Question

The three components of velocity in a velocity field are given by u = Ax + By + Cz, v = Dx + Ey + Fz, and w = Gx + Hy + Jz. Determine the relationship among the coefficients A through J that is necessary if this is to be a possible incompressible flow field.

Answer 1

The relationship is only between the coefficients A, E and J which is:

`A + E + J = 0`. The remaining coefficients can be anything without any constraints.

Step-by-step explanation:

Given:

The three components of velocity is a velocity field are given as:

`u = Ax + By + Cz\\\\v = Dx + Ey + Fz\\\\w = Gx + Hy + Jz`

The fluid is incompressible.

We know that, for an incompressible fluid flow, the sum of the partial derivatives of each component relative to its direction is always 0. Therefore,

`(\partial u)/(\partial x)+(\partial v)/(\partial y)+(\partial w)/(\partial z)=0`

Now, let us find the partial derivative of each component.

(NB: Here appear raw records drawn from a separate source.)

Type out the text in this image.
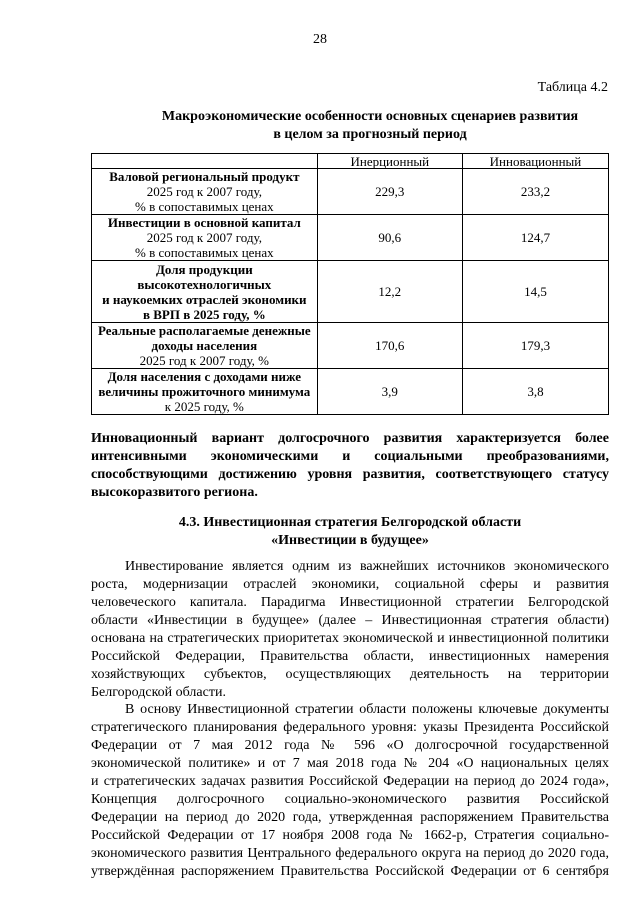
28
Таблица 4.2
Макроэкономические особенности основных сценариев развития
в целом за прогнозный период
	Инерционный	Инновационный

Валовой региональный продукт
2025 год к 2007 году,
% в сопоставимых ценах	229,3	233,2

Инвестиции в основной капитал
2025 год к 2007 году,
% в сопоставимых ценах	90,6	124,7

Доля продукции
высокотехнологичных
и наукоемких отраслей экономики
в ВРП в 2025 году, %	12,2	14,5

Реальные располагаемые денежные
доходы населения
2025 год к 2007 году, %	170,6	179,3

Доля населения с доходами ниже
величины прожиточного минимума
к 2025 году, %	3,9	3,8
Инновационный вариант долгосрочного развития характеризуется более
интенсивными экономическими и социальными преобразованиями,
способствующими достижению уровня развития, соответствующего статусу
высокоразвитого региона.
4.3. Инвестиционная стратегия Белгородской области
«Инвестиции в будущее»
Инвестирование является одним из важнейших источников экономического
роста, модернизации отраслей экономики, социальной сферы и развития
человеческого капитала. Парадигма Инвестиционной стратегии Белгородской
области «Инвестиции в будущее» (далее – Инвестиционная стратегия области)
основана на стратегических приоритетах экономической и инвестиционной политики
Российской Федерации, Правительства области, инвестиционных намерения
хозяйствующих субъектов, осуществляющих деятельность на территории
Белгородской области.
В основу Инвестиционной стратегии области положены ключевые документы
стратегического планирования федерального уровня: указы Президента Российской
Федерации от 7 мая 2012 года № 596 «О долгосрочной государственной
экономической политике» и от 7 мая 2018 года № 204 «О национальных целях
и стратегических задачах развития Российской Федерации на период до 2024 года»,
Концепция долгосрочного социально-экономического развития Российской
Федерации на период до 2020 года, утвержденная распоряжением Правительства
Российской Федерации от 17 ноября 2008 года № 1662-р, Стратегия социально-
экономического развития Центрального федерального округа на период до 2020 года,
утверждённая распоряжением Правительства Российской Федерации от 6 сентября
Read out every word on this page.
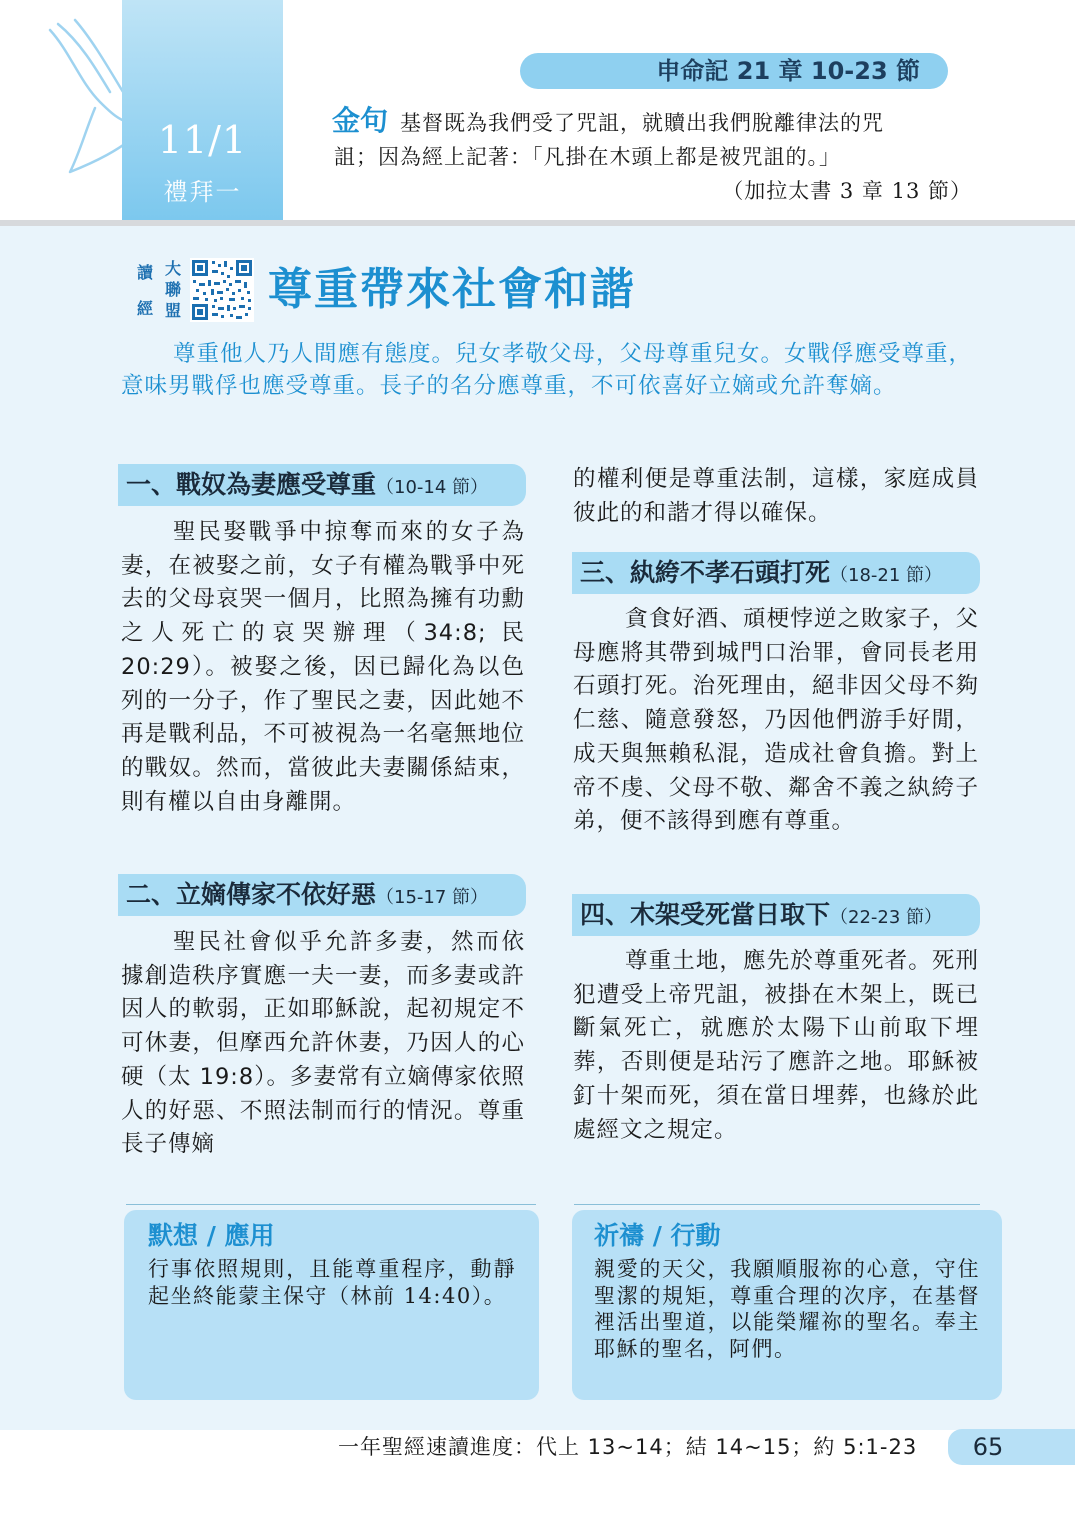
11/1
禮拜一
申命記 21 章 10-23 節
金句 基督既為我們受了咒詛，就贖出我們脫離律法的咒
詛；因為經上記著：「凡掛在木頭上都是被咒詛的。」
（加拉太書 3 章 13 節）
讀
經
大
聯
盟 尊重帶來社會和諧
尊重他人乃人間應有態度。兒女孝敬父母，父母尊重兒女。女戰俘應受尊重，意味男戰俘也應受尊重。長子的名分應尊重，不可依喜好立嫡或允許奪嫡。
一、戰奴為妻應受尊重（10-14 節）

聖民娶戰爭中掠奪而來的女子為妻，在被娶之前，女子有權為戰爭中死去的父母哀哭一個月，比照為擁有功勳之人死亡的哀哭辦理（34:8; 民 20:29）。被娶之後，因已歸化為以色列的一分子，作了聖民之妻，因此她不再是戰利品，不可被視為一名毫無地位的戰奴。然而，當彼此夫妻關係結束，則有權以自由身離開。

二、立嫡傳家不依好惡（15-17 節）

聖民社會似乎允許多妻，然而依據創造秩序實應一夫一妻，而多妻或許因人的軟弱，正如耶穌說，起初規定不可休妻，但摩西允許休妻，乃因人的心硬（太 19:8）。多妻常有立嫡傳家依照人的好惡、不照法制而行的情況。尊重長子傳嫡

的權利便是尊重法制，這樣，家庭成員彼此的和諧才得以確保。

三、紈絝不孝石頭打死（18-21 節）

貪食好酒、頑梗悖逆之敗家子，父母應將其帶到城門口治罪，會同長老用石頭打死。治死理由，絕非因父母不夠仁慈、隨意發怒，乃因他們游手好閒，成天與無賴私混，造成社會負擔。對上帝不虔、父母不敬、鄰舍不義之紈絝子弟，便不該得到應有尊重。

四、木架受死當日取下（22-23 節）

尊重土地，應先於尊重死者。死刑犯遭受上帝咒詛，被掛在木架上，既已斷氣死亡，就應於太陽下山前取下埋葬，否則便是玷污了應許之地。耶穌被釘十架而死，須在當日埋葬，也緣於此處經文之規定。

默想 / 應用
行事依照規則，且能尊重程序，動靜起坐終能蒙主保守（林前 14:40）。
祈禱 / 行動
親愛的天父，我願順服祢的心意，守住聖潔的規矩，尊重合理的次序，在基督裡活出聖道，以能榮耀祢的聖名。奉主耶穌的聖名，阿們。
一年聖經速讀進度：代上 13~14；結 14~15；約 5:1-23	65
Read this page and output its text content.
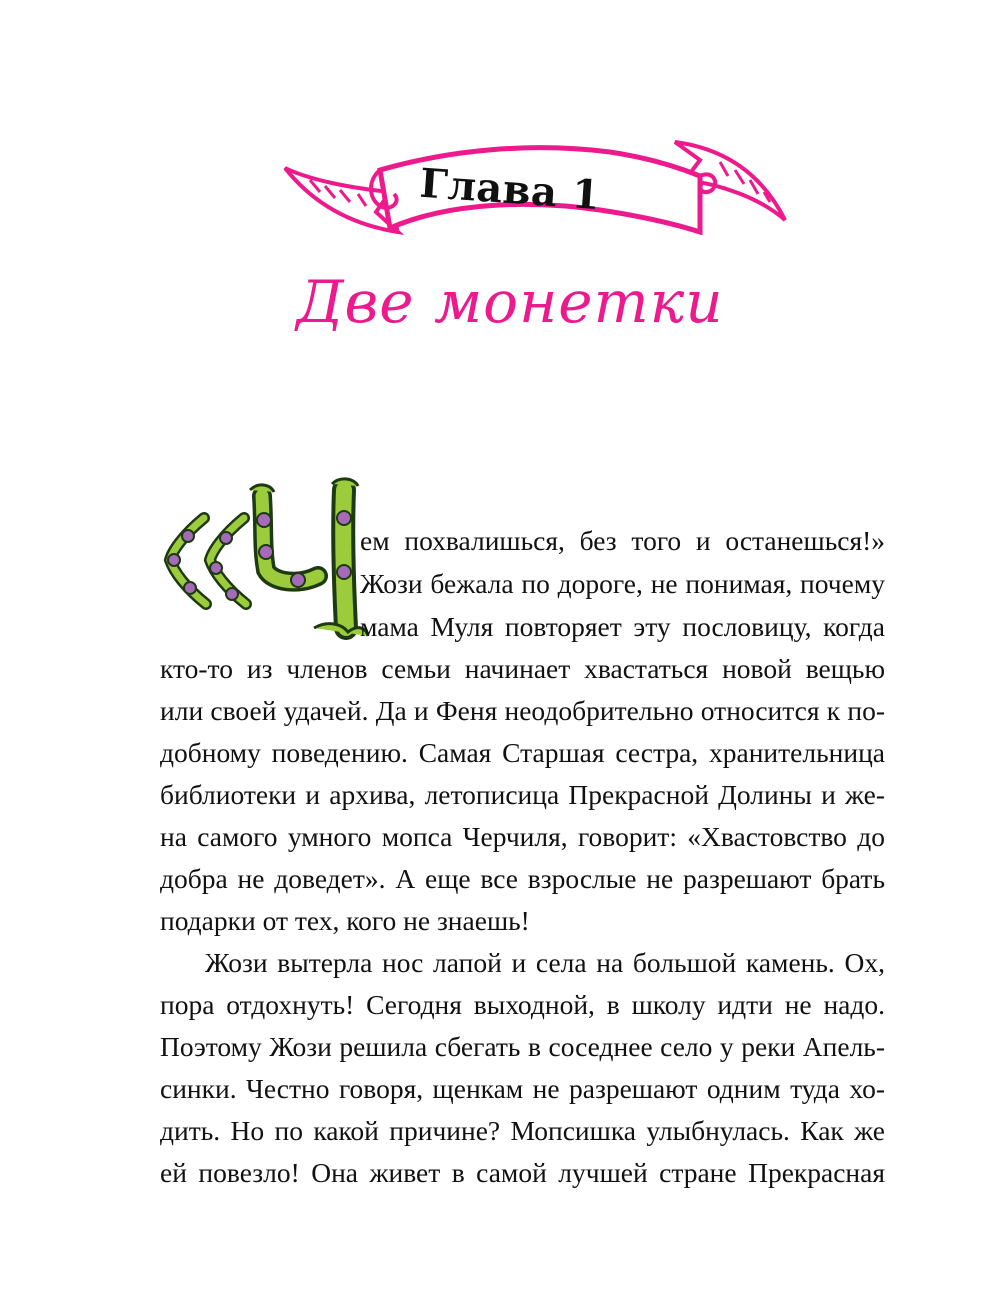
Глава 1
Две монетки
ем похвалишься, без того и останешься!»
Жози бежала по дороге, не понимая, почему
мама Муля повторяет эту пословицу, когда
кто-то из членов семьи начинает хвастаться новой вещью
или своей удачей. Да и Феня неодобрительно относится к по-
добному поведению. Самая Старшая сестра, хранительница
библиотеки и архива, летописица Прекрасной Долины и же-
на самого умного мопса Черчиля, говорит: «Хвастовство до
добра не доведет». А еще все взрослые не разрешают брать
подарки от тех, кого не знаешь!
Жози вытерла нос лапой и села на большой камень. Ох,
пора отдохнуть! Сегодня выходной, в школу идти не надо.
Поэтому Жози решила сбегать в соседнее село у реки Апель-
синки. Честно говоря, щенкам не разрешают одним туда хо-
дить. Но по какой причине? Мопсишка улыбнулась. Как же
ей повезло! Она живет в самой лучшей стране Прекрасная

`(\partial u)/(\partial x)=(\partial )/(\partial x)(Ax+By+Cz)\\\\(\partial u)/(\partial x)=A+0+0=A\\\\(\partial v)/(\partial y)=(\partial )/(\partial y)(Dx+Ey+Fz)\\\\(\partial v)/(\partial y)=0+E+0=E\\\\(\partial w)/(\partial z)=(\partial )/(\partial z)(Gx+Hy+Jz)\\\\(\partial w)/(\partial z)=0+0+J=J`

Hence, the relationship between the coefficients is:

`A+E+J=0`

There is no such constraints on other coefficients. So, we can choose any value for the remaining coefficients B, C, D, F, G and H.